Unfortunately we have no way of forecasting any possible disruption on any particular day, as there are so many variables. Remember that, while Eyja was particularly bad in terms of disruption, Grimsvötn in 2011 caused much less, despite being a much larger eruption.
Variables – For a start, you need an eruption and there hasn’t been one yet!
However, let’s take the case that there is one. The type of eruption (small, large, explosive, ashy, gassy, wet, dry, blocky, squidgy, under ice, under water, on land) can greatly affect the nature of any flight disruption due to the height that the eruptive column reaches, and the type and density of the particles that are ejected into the atmosphere.
Then there’s the weather, which plays a huge part in determining where any ash cloud goes. Wind directions and strengths differ not only from hour-to-hour, and day-to-day, but also at varying altitudes. Winds all the way from ground level to 50,000 feet can affect ash dispersal. Column height is therefore an important factor in determining which airspace is affected; as well as directional changes, it’s mostly the case that the higher the column, the further the ash is carried from the volcano.
Forecasting – If an eruption happens, the variables (eruption type and weather) become quickly known. They are fed into a computer model that provides a forecast of where and how the ash cloud will propagate.
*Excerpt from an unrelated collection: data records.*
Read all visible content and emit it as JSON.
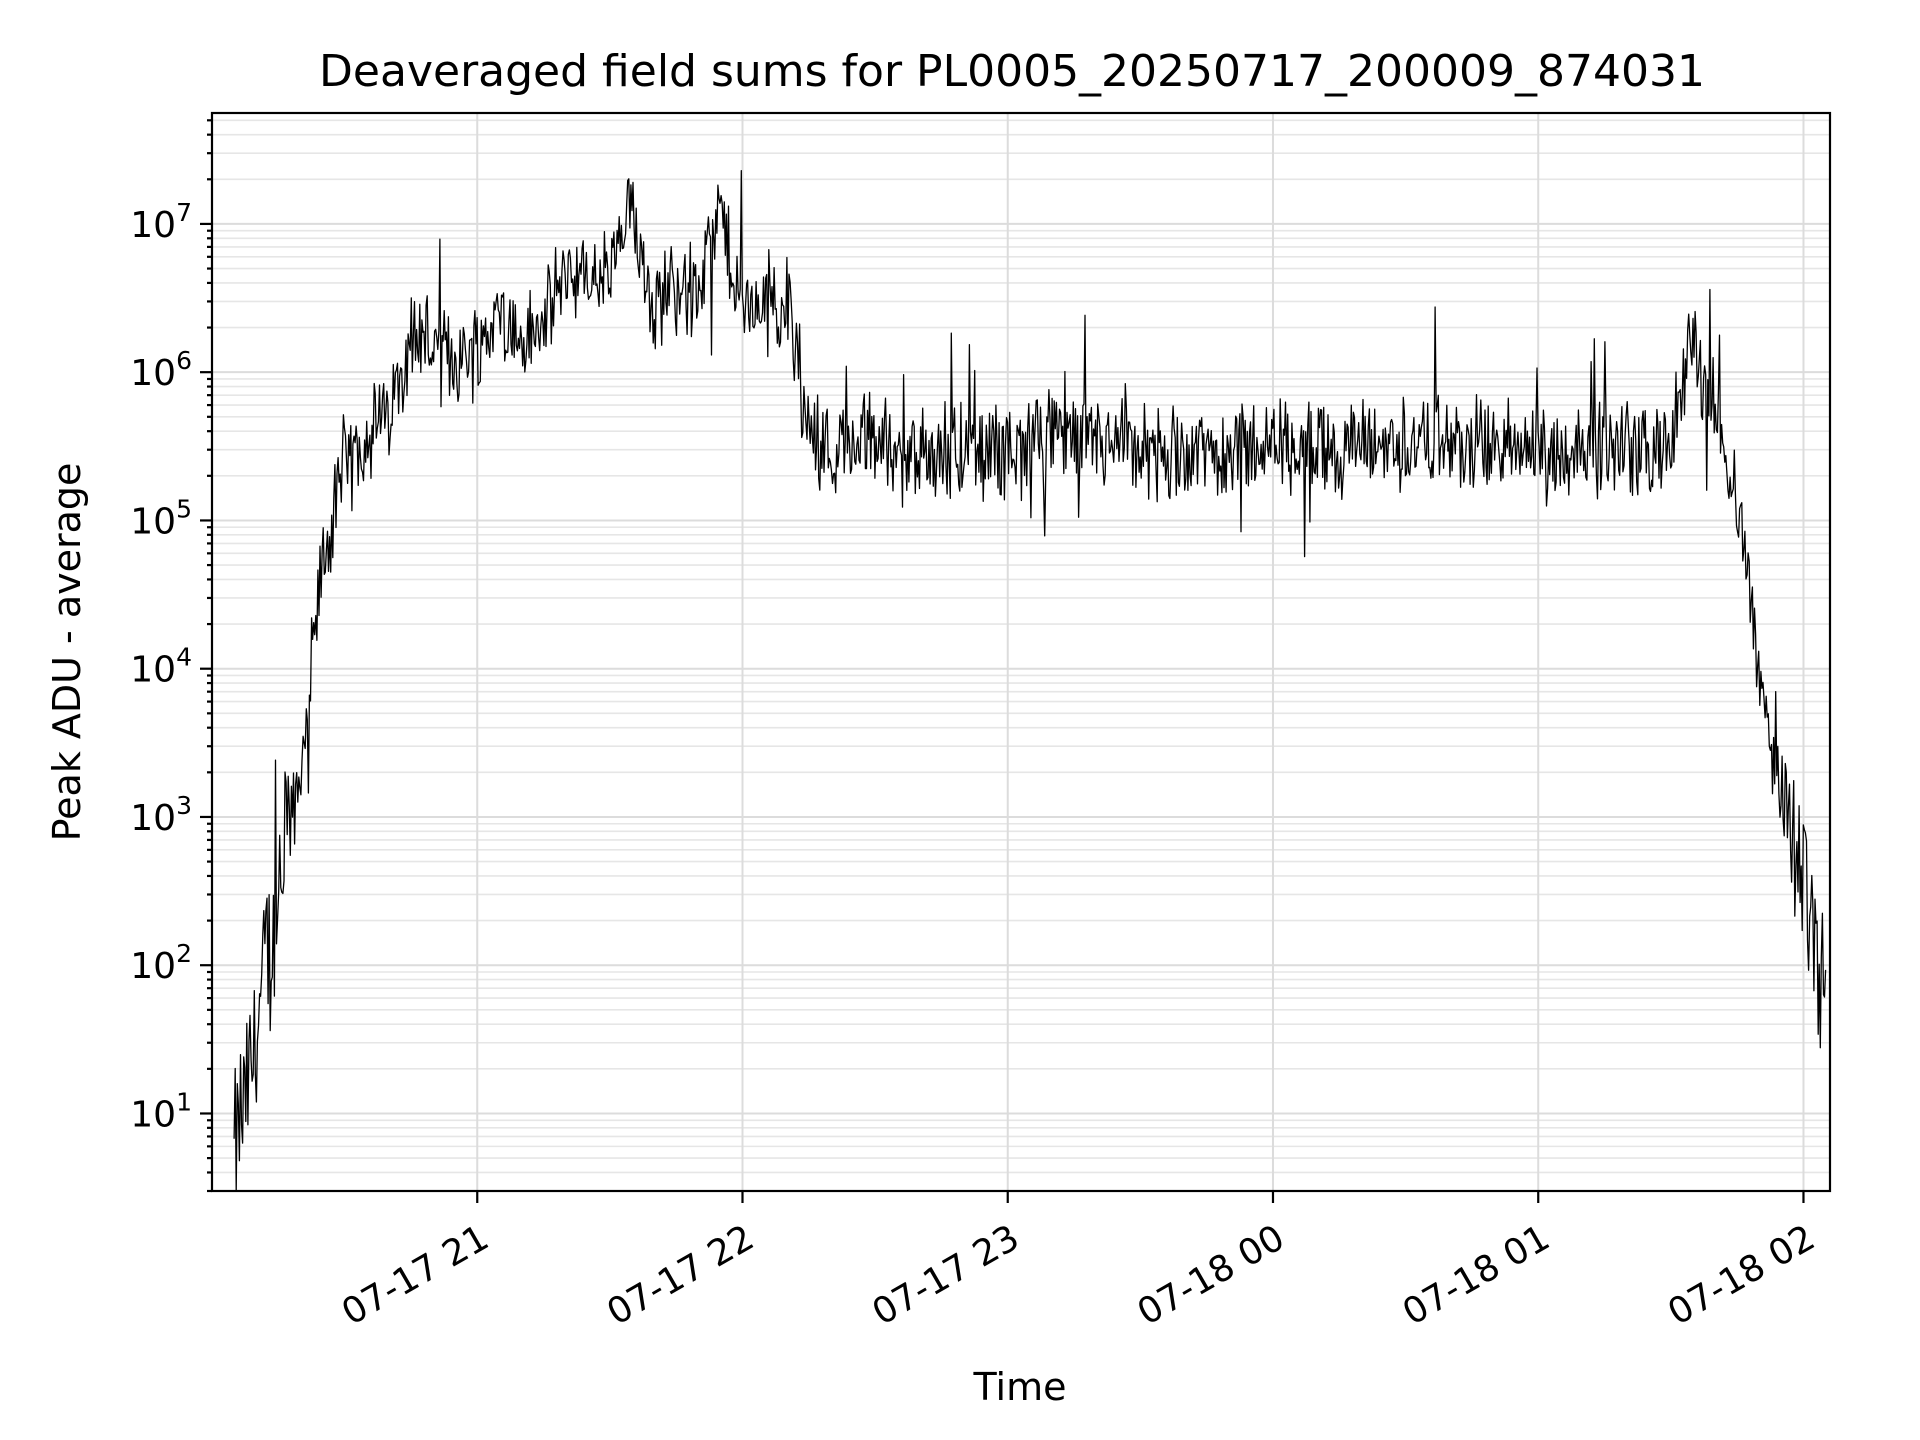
{
  "chart_data": {
    "type": "line",
    "title": "Deaveraged field sums for PL0005_20250717_200009_874031",
    "xlabel": "Time",
    "ylabel": "Peak ADU - average",
    "y_scale": "log",
    "ylim": [
      3,
      56000000
    ],
    "xlim": [
      "07-17 20:00:00",
      "07-18 02:06:00"
    ],
    "grid": true,
    "legend": "none",
    "line_color": "#000000",
    "x_ticks": [
      "07-17 21",
      "07-17 22",
      "07-17 23",
      "07-18 00",
      "07-18 01",
      "07-18 02"
    ],
    "y_ticks": [
      {
        "base": "10",
        "exp": "1",
        "value": 10
      },
      {
        "base": "10",
        "exp": "2",
        "value": 100
      },
      {
        "base": "10",
        "exp": "3",
        "value": 1000
      },
      {
        "base": "10",
        "exp": "4",
        "value": 10000
      },
      {
        "base": "10",
        "exp": "5",
        "value": 100000
      },
      {
        "base": "10",
        "exp": "6",
        "value": 1000000
      },
      {
        "base": "10",
        "exp": "7",
        "value": 10000000
      }
    ],
    "series": [
      {
        "x": [
          "07-17 20:05",
          "07-17 20:10",
          "07-17 20:12",
          "07-17 20:15",
          "07-17 20:17",
          "07-17 20:20",
          "07-17 20:25",
          "07-17 20:30",
          "07-17 20:35",
          "07-17 20:40",
          "07-17 20:45",
          "07-17 20:50",
          "07-17 20:55",
          "07-17 21:00",
          "07-17 21:05",
          "07-17 21:10",
          "07-17 21:15",
          "07-17 21:20",
          "07-17 21:25",
          "07-17 21:30",
          "07-17 21:35",
          "07-17 21:40",
          "07-17 21:45",
          "07-17 21:50",
          "07-17 21:55",
          "07-17 22:00",
          "07-17 22:05",
          "07-17 22:10",
          "07-17 22:13",
          "07-17 22:15",
          "07-17 22:20",
          "07-17 22:30",
          "07-17 22:40",
          "07-17 22:50",
          "07-17 23:00",
          "07-17 23:15",
          "07-17 23:30",
          "07-17 23:45",
          "07-18 00:00",
          "07-18 00:15",
          "07-18 00:30",
          "07-18 00:45",
          "07-18 01:00",
          "07-18 01:15",
          "07-18 01:25",
          "07-18 01:30",
          "07-18 01:35",
          "07-18 01:40",
          "07-18 01:45",
          "07-18 01:50",
          "07-18 01:55",
          "07-18 02:00",
          "07-18 02:05"
        ],
        "y": [
          5,
          30,
          100,
          200,
          800,
          2000,
          50000,
          200000,
          400000,
          500000,
          2000000,
          1500000,
          1200000,
          1500000,
          2500000,
          1500000,
          2000000,
          5000000,
          4000000,
          4500000,
          12000000,
          3000000,
          4000000,
          3500000,
          12000000,
          2500000,
          3000000,
          3000000,
          1000000,
          400000,
          300000,
          350000,
          300000,
          280000,
          300000,
          350000,
          280000,
          300000,
          320000,
          300000,
          330000,
          320000,
          300000,
          300000,
          300000,
          320000,
          1700000,
          500000,
          150000,
          10000,
          1500,
          400,
          80
        ]
      }
    ]
  }
}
While advances in meteorology allow detailed models to be produced, the models can also be verified and contributed to by a number of observation means, such as both persistent and periodic monitoring from space. There are ground-based radars in Iceland that can provide high-quality data about the nature and behaviour of an ash cloud.
Using real data and model predictions, forecasters have a good idea of the dispersion of the ash and where it is at its most dense. Appropriate warnings (NOTAMs) are issued to operators and air traffic control authorities. For an idea of how it works, and who is involved, have a look at this UK Civil Aviation Authority page:
The UK Met Office operates the London Volcanic Ash Advisory Centre (VAAC) with responsibility for overseeing the eastern North Atlantic (including Iceland), the British Isles and Scandinavia. In the unlikely event that ash was to disperse westwards, then the Montreal VAAC would also be involved.
The Met Office uses a programme known as NAME for prediction. Some details can be found here:
Programmes such as NAME allow more flexible use of airspace than during the Eyja eruption, with the result that potential disruption to air traffic should be reduced (for an equivalent eruption) without any erosion of safety.
Safety in the air – In the 1980s two Boeing 747s separately encountered heavy volcanic ash (from Galunggung in Indonesia, and Redoubt in Alaska) and in both cases all four engines stopped. While these were very serious incidents, both times the crew got the engines started again and made safe landings.
In 62 years of jet airliner operations, just two non-fatal incidents due to encountering volcanic ash is not a bad statistic.
Advice? – I am loathe to give any other than to say ‘Contact your airline’ if there is an eruption that might threaten your journey.